Signing vs. Attestation
sign_message() | create_attestation() | |
|---|---|---|
| Proves | Who signed it | Who signed it + why it's trustworthy |
| Contains | Signature + hash | Signature + hash + subject + claims + evidence |
| Use case | Data integrity | Trust decisions, audit trails, compliance |
| Verification | Was it tampered with? | Was it tampered with? Are the claims valid? Is the evidence fresh? |
Key Concepts
Subject
What is being attested. Every attestation targets a specific subject -- an artifact, agent, workflow, or identity. The subject is identified by type, ID, and cryptographic digests.
Claims
What you assert about the subject. Claims are structured statements with a
name, value, optional confidence score (0.0-1.0), and assurance level
(self-asserted, verified, or independently-attested).
Evidence
What supports the claims. Evidence references link to external proofs (A2A messages, email headers, JWT tokens, TLS notary sessions) with their own digests and timestamps.
Derivation Chain
How the attestation was produced. When one attestation builds on another -- for example, a review attestation that references an earlier scan attestation -- the derivation chain captures the full transformation history.
Architecture Layers
Layer 2: Adapters (A2A, email, JWT, TLSNotary)
|
Layer 1: Attestation Engine (create, verify, lift, DSSE export)
|
Layer 0: JACS Core (sign, verify, agreements, storage)
Attestations build on top of existing JACS signing. Every attestation is also
a valid signed JACS document. You can verify an attestation with verify() for
signature checks, or use verify_attestation() for the full trust evaluation.
Quick Example
from jacs.client import JacsClient
client = JacsClient.ephemeral(algorithm="ed25519")
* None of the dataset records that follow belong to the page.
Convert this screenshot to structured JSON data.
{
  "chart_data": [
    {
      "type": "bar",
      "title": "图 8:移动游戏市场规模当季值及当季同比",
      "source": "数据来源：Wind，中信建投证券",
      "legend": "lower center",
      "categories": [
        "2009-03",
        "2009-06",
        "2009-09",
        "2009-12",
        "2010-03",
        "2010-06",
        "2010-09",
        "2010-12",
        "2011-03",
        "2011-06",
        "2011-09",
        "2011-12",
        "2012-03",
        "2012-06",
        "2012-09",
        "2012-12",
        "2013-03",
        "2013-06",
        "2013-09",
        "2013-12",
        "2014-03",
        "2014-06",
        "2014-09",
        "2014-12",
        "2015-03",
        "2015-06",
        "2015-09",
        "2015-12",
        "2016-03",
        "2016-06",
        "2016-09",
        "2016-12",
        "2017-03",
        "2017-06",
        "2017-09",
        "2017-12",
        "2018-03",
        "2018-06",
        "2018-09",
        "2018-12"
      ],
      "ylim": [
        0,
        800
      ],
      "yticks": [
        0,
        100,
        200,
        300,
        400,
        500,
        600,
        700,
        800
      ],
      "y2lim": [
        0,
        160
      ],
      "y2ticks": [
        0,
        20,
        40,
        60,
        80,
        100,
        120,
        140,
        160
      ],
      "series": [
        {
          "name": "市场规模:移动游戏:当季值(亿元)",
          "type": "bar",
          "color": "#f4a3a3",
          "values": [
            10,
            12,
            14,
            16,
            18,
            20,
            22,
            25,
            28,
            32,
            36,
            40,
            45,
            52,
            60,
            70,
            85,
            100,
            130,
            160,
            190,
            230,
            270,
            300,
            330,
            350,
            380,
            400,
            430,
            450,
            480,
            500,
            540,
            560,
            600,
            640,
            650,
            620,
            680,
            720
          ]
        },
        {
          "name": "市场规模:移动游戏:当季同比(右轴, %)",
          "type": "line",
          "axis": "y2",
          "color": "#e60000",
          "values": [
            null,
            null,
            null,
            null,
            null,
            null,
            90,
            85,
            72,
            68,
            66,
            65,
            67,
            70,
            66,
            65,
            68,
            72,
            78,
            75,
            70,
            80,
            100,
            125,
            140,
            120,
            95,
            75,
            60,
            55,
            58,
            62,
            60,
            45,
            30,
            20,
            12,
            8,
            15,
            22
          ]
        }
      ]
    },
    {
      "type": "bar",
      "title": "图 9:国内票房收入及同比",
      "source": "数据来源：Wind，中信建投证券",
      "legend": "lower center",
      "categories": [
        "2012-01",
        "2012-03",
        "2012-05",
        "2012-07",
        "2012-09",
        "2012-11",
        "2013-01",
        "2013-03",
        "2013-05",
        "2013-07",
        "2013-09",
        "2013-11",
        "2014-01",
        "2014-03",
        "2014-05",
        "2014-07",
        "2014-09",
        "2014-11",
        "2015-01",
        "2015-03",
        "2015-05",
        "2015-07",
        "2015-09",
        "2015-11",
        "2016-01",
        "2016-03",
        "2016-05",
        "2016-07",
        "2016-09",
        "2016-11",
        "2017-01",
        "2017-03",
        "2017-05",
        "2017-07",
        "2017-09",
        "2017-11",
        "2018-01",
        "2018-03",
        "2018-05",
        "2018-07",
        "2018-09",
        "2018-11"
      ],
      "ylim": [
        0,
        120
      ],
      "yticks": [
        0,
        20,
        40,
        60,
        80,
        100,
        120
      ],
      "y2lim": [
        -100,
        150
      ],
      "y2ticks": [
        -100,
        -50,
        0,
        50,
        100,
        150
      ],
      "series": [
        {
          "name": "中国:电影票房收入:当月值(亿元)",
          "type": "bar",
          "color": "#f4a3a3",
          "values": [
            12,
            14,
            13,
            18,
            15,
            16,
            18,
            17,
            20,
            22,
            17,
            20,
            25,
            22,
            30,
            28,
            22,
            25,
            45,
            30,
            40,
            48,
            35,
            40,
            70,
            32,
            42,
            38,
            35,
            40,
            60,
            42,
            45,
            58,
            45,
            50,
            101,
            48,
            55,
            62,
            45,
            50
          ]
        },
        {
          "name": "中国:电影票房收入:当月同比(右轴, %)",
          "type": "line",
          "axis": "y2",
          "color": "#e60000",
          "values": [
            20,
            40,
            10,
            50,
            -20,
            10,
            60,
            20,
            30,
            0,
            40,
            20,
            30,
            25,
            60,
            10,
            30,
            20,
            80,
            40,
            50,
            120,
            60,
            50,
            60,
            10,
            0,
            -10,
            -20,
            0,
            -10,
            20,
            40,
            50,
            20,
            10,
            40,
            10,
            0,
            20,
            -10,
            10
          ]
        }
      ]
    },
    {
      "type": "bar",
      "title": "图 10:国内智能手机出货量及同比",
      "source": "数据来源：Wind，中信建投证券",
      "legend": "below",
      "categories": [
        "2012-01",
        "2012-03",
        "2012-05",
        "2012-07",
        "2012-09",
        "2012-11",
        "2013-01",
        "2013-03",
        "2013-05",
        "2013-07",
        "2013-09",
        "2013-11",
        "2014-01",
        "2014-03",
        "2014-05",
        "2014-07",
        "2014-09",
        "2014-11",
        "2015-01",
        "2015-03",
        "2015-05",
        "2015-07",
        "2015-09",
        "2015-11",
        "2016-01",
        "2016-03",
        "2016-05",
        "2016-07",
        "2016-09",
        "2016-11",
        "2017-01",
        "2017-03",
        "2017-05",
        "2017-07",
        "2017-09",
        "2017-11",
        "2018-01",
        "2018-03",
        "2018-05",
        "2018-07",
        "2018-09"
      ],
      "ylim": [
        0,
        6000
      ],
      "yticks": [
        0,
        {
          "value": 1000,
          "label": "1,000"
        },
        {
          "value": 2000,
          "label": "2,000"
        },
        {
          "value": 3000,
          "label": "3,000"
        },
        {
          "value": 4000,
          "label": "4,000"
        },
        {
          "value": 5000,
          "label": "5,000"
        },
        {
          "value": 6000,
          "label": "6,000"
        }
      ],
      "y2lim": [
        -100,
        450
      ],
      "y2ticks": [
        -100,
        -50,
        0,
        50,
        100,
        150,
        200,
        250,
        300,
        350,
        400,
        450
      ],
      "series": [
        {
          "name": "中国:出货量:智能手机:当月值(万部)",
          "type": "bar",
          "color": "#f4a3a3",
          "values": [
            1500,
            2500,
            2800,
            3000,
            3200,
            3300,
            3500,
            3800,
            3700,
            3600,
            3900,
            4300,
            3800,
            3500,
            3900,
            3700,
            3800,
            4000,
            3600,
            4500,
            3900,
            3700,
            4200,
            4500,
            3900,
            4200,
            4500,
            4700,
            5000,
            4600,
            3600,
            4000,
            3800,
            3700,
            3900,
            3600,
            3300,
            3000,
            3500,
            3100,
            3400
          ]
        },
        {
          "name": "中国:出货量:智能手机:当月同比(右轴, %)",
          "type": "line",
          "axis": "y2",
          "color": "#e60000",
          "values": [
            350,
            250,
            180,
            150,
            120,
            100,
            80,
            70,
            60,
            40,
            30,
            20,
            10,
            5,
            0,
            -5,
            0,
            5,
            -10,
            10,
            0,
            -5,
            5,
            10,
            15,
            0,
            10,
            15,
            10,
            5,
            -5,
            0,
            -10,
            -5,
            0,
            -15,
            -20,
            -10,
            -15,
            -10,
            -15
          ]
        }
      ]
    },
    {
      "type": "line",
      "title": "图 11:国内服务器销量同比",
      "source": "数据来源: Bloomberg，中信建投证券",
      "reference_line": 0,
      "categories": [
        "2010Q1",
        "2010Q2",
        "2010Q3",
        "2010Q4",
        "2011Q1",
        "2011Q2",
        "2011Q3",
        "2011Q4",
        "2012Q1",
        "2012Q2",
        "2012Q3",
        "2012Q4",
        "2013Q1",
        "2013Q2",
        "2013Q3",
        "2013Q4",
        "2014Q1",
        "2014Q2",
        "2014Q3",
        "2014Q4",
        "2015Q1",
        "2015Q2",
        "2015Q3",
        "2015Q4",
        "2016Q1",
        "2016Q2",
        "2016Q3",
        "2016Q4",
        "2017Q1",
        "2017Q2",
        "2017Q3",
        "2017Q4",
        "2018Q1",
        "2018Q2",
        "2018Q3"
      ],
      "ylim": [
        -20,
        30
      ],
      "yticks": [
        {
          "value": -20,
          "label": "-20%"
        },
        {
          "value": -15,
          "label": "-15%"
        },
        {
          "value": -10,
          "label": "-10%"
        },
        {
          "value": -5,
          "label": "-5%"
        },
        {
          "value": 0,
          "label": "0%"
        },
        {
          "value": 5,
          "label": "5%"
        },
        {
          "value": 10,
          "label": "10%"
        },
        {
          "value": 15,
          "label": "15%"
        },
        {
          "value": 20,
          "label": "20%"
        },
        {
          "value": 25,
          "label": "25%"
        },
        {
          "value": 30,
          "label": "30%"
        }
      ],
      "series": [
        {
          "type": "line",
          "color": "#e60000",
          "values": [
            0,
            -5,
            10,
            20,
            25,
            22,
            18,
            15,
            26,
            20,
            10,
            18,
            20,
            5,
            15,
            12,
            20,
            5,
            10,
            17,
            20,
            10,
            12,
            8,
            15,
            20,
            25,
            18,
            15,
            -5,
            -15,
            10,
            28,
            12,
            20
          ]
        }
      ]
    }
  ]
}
# Sign a document (Layer 0)
signed = client.sign_message({"action": "approve", "amount": 100})
# Attest WHY it's trustworthy (Layer 1)
att = client.create_attestation(
subject={"type": "artifact", "id": signed.document_id,
"digests": {"sha256": "..."}},
claims=[{"name": "reviewed", "value": True, "confidence": 0.95}],
)
# Verify the full trust chain
result = client.verify_attestation(att.raw_json, full=True)
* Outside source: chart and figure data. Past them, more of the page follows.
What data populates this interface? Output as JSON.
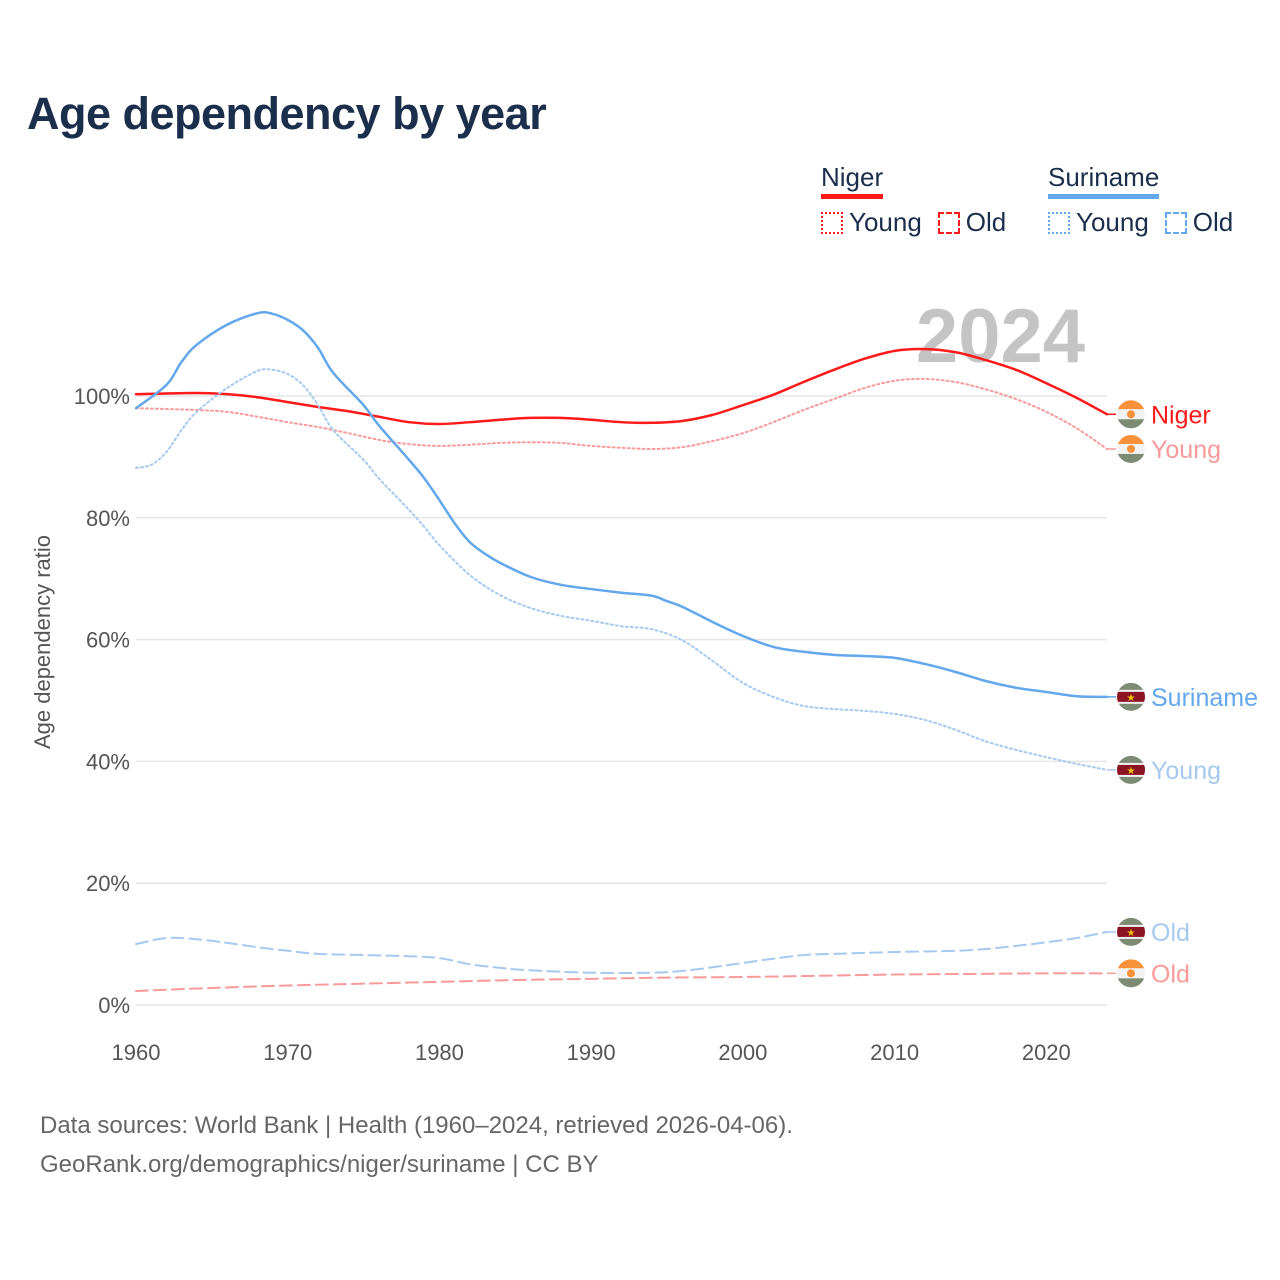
{
  "chart_data": {
    "type": "line",
    "title": "Age dependency by year",
    "ylabel": "Age dependency ratio",
    "xlabel": "",
    "xlim": [
      1960,
      2024
    ],
    "ylim": [
      0,
      115
    ],
    "x_ticks": [
      "1960",
      "1970",
      "1980",
      "1990",
      "2000",
      "2010",
      "2020"
    ],
    "y_ticks": [
      {
        "v": 0,
        "label": "0%"
      },
      {
        "v": 20,
        "label": "20%"
      },
      {
        "v": 40,
        "label": "40%"
      },
      {
        "v": 60,
        "label": "60%"
      },
      {
        "v": 80,
        "label": "80%"
      },
      {
        "v": 100,
        "label": "100%"
      }
    ],
    "grid": true,
    "year_watermark": "2024",
    "legend": {
      "placement": "top-right",
      "groups": [
        {
          "name": "Niger",
          "color": "#ff0000",
          "items": [
            "Young",
            "Old"
          ]
        },
        {
          "name": "Suriname",
          "color": "#63a7ec",
          "items": [
            "Young",
            "Old"
          ]
        }
      ]
    },
    "series": [
      {
        "name": "Niger",
        "end_label": "Niger",
        "country": "niger",
        "color": "#ff1a1a",
        "dash": "solid",
        "points": [
          [
            1960,
            100.3
          ],
          [
            1964,
            100.5
          ],
          [
            1966,
            100.3
          ],
          [
            1968,
            99.8
          ],
          [
            1970,
            99.0
          ],
          [
            1972,
            98.2
          ],
          [
            1974,
            97.5
          ],
          [
            1976,
            96.6
          ],
          [
            1978,
            95.7
          ],
          [
            1980,
            95.4
          ],
          [
            1982,
            95.7
          ],
          [
            1984,
            96.1
          ],
          [
            1986,
            96.4
          ],
          [
            1988,
            96.4
          ],
          [
            1990,
            96.1
          ],
          [
            1992,
            95.7
          ],
          [
            1994,
            95.6
          ],
          [
            1996,
            95.9
          ],
          [
            1998,
            96.9
          ],
          [
            2000,
            98.5
          ],
          [
            2002,
            100.2
          ],
          [
            2004,
            102.3
          ],
          [
            2006,
            104.3
          ],
          [
            2008,
            106.1
          ],
          [
            2010,
            107.4
          ],
          [
            2012,
            107.7
          ],
          [
            2014,
            107.2
          ],
          [
            2016,
            105.9
          ],
          [
            2018,
            104.3
          ],
          [
            2020,
            102.1
          ],
          [
            2022,
            99.7
          ],
          [
            2024,
            97.0
          ]
        ]
      },
      {
        "name": "Niger Young",
        "end_label": "Young",
        "country": "niger",
        "color": "#f99a9a",
        "dash": "dotted",
        "points": [
          [
            1960,
            98.0
          ],
          [
            1964,
            97.7
          ],
          [
            1966,
            97.4
          ],
          [
            1968,
            96.6
          ],
          [
            1970,
            95.7
          ],
          [
            1972,
            94.9
          ],
          [
            1974,
            93.9
          ],
          [
            1976,
            92.8
          ],
          [
            1978,
            92.1
          ],
          [
            1980,
            91.8
          ],
          [
            1982,
            92.0
          ],
          [
            1984,
            92.3
          ],
          [
            1986,
            92.4
          ],
          [
            1988,
            92.3
          ],
          [
            1990,
            91.8
          ],
          [
            1992,
            91.5
          ],
          [
            1994,
            91.3
          ],
          [
            1996,
            91.6
          ],
          [
            1998,
            92.6
          ],
          [
            2000,
            93.9
          ],
          [
            2002,
            95.7
          ],
          [
            2004,
            97.7
          ],
          [
            2006,
            99.5
          ],
          [
            2008,
            101.3
          ],
          [
            2010,
            102.5
          ],
          [
            2012,
            102.8
          ],
          [
            2014,
            102.3
          ],
          [
            2016,
            101.1
          ],
          [
            2018,
            99.5
          ],
          [
            2020,
            97.4
          ],
          [
            2022,
            94.7
          ],
          [
            2024,
            91.3
          ]
        ]
      },
      {
        "name": "Niger Old",
        "end_label": "Old",
        "country": "niger",
        "color": "#f99a9a",
        "dash": "dashed",
        "points": [
          [
            1960,
            2.3
          ],
          [
            1965,
            2.8
          ],
          [
            1970,
            3.2
          ],
          [
            1975,
            3.5
          ],
          [
            1980,
            3.8
          ],
          [
            1985,
            4.1
          ],
          [
            1990,
            4.3
          ],
          [
            1995,
            4.5
          ],
          [
            2000,
            4.6
          ],
          [
            2005,
            4.8
          ],
          [
            2010,
            5.0
          ],
          [
            2015,
            5.1
          ],
          [
            2020,
            5.2
          ],
          [
            2024,
            5.2
          ]
        ]
      },
      {
        "name": "Suriname",
        "end_label": "Suriname",
        "country": "suriname",
        "color": "#63a7ec",
        "dash": "solid",
        "points": [
          [
            1960,
            98.0
          ],
          [
            1962,
            101.8
          ],
          [
            1963,
            105.6
          ],
          [
            1964,
            108.4
          ],
          [
            1966,
            111.7
          ],
          [
            1968,
            113.6
          ],
          [
            1969,
            113.5
          ],
          [
            1970,
            112.5
          ],
          [
            1971,
            110.8
          ],
          [
            1972,
            107.9
          ],
          [
            1973,
            103.8
          ],
          [
            1975,
            98.5
          ],
          [
            1976,
            95.2
          ],
          [
            1978,
            89.5
          ],
          [
            1979,
            86.5
          ],
          [
            1980,
            82.9
          ],
          [
            1981,
            79.1
          ],
          [
            1982,
            76.0
          ],
          [
            1983,
            74.1
          ],
          [
            1984,
            72.6
          ],
          [
            1986,
            70.3
          ],
          [
            1988,
            69.0
          ],
          [
            1990,
            68.3
          ],
          [
            1992,
            67.7
          ],
          [
            1994,
            67.2
          ],
          [
            1995,
            66.3
          ],
          [
            1996,
            65.4
          ],
          [
            1998,
            62.9
          ],
          [
            2000,
            60.6
          ],
          [
            2002,
            58.8
          ],
          [
            2004,
            58.0
          ],
          [
            2006,
            57.5
          ],
          [
            2008,
            57.3
          ],
          [
            2010,
            57.0
          ],
          [
            2012,
            56.0
          ],
          [
            2014,
            54.7
          ],
          [
            2016,
            53.2
          ],
          [
            2018,
            52.1
          ],
          [
            2020,
            51.4
          ],
          [
            2022,
            50.7
          ],
          [
            2024,
            50.6
          ]
        ]
      },
      {
        "name": "Suriname Young",
        "end_label": "Young",
        "country": "suriname",
        "color": "#a6c9f0",
        "dash": "dotted",
        "points": [
          [
            1960,
            88.2
          ],
          [
            1961,
            88.7
          ],
          [
            1962,
            90.8
          ],
          [
            1963,
            94.4
          ],
          [
            1964,
            97.4
          ],
          [
            1966,
            101.3
          ],
          [
            1968,
            104.1
          ],
          [
            1969,
            104.3
          ],
          [
            1970,
            103.6
          ],
          [
            1971,
            101.8
          ],
          [
            1972,
            98.5
          ],
          [
            1973,
            94.4
          ],
          [
            1975,
            89.5
          ],
          [
            1976,
            86.5
          ],
          [
            1978,
            81.3
          ],
          [
            1979,
            78.5
          ],
          [
            1980,
            75.5
          ],
          [
            1982,
            70.6
          ],
          [
            1984,
            67.3
          ],
          [
            1986,
            65.2
          ],
          [
            1988,
            63.9
          ],
          [
            1990,
            63.1
          ],
          [
            1992,
            62.2
          ],
          [
            1994,
            61.7
          ],
          [
            1996,
            59.9
          ],
          [
            1998,
            56.5
          ],
          [
            2000,
            52.9
          ],
          [
            2002,
            50.6
          ],
          [
            2004,
            49.1
          ],
          [
            2006,
            48.6
          ],
          [
            2008,
            48.3
          ],
          [
            2010,
            47.8
          ],
          [
            2012,
            46.8
          ],
          [
            2014,
            45.2
          ],
          [
            2016,
            43.3
          ],
          [
            2018,
            41.9
          ],
          [
            2020,
            40.7
          ],
          [
            2022,
            39.6
          ],
          [
            2024,
            38.6
          ]
        ]
      },
      {
        "name": "Suriname Old",
        "end_label": "Old",
        "country": "suriname",
        "color": "#a6c9f0",
        "dash": "dashed",
        "points": [
          [
            1960,
            10.0
          ],
          [
            1962,
            11.0
          ],
          [
            1964,
            10.8
          ],
          [
            1966,
            10.2
          ],
          [
            1968,
            9.5
          ],
          [
            1970,
            8.9
          ],
          [
            1972,
            8.4
          ],
          [
            1975,
            8.2
          ],
          [
            1978,
            8.0
          ],
          [
            1980,
            7.7
          ],
          [
            1982,
            6.7
          ],
          [
            1984,
            6.1
          ],
          [
            1986,
            5.7
          ],
          [
            1990,
            5.3
          ],
          [
            1994,
            5.3
          ],
          [
            1996,
            5.6
          ],
          [
            1998,
            6.2
          ],
          [
            2000,
            6.9
          ],
          [
            2002,
            7.6
          ],
          [
            2004,
            8.2
          ],
          [
            2006,
            8.4
          ],
          [
            2010,
            8.7
          ],
          [
            2014,
            8.9
          ],
          [
            2016,
            9.2
          ],
          [
            2018,
            9.7
          ],
          [
            2020,
            10.3
          ],
          [
            2022,
            11.0
          ],
          [
            2024,
            12.0
          ]
        ]
      }
    ]
  },
  "footer": {
    "line1": "Data sources: World Bank | Health (1960–2024, retrieved 2026-04-06).",
    "line2": "GeoRank.org/demographics/niger/suriname | CC BY"
  }
}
print(f"Valid: {result['valid']}")
Attestation vs. A2A Trust Policy
Attestation (Layer C) provides trust context: claims, evidence, and derivation chains. It answers "why should this data be trusted?" A2A trust policy (Layer B) handles agent admission: "is this agent allowed to communicate?"
For transport trust decisions, see A2A Interoperability. For how attestation and A2A compose, see A2A + Attestation Composition. For the full three-layer model, see Trust Layers.
When to Use Attestations
Use attestations when you need to answer questions like:
- Why should I trust this data? (claims + evidence)
- Who reviewed it and when? (issuer, timestamps, assurance level)
- How was it produced? (derivation chain)
- Can I independently verify the trust chain? (DSSE export, evidence verification)
If you only need to prove who signed something and that it hasn't been
tampered with, sign_message() is sufficient. See
Sign vs. Attest for a detailed decision guide.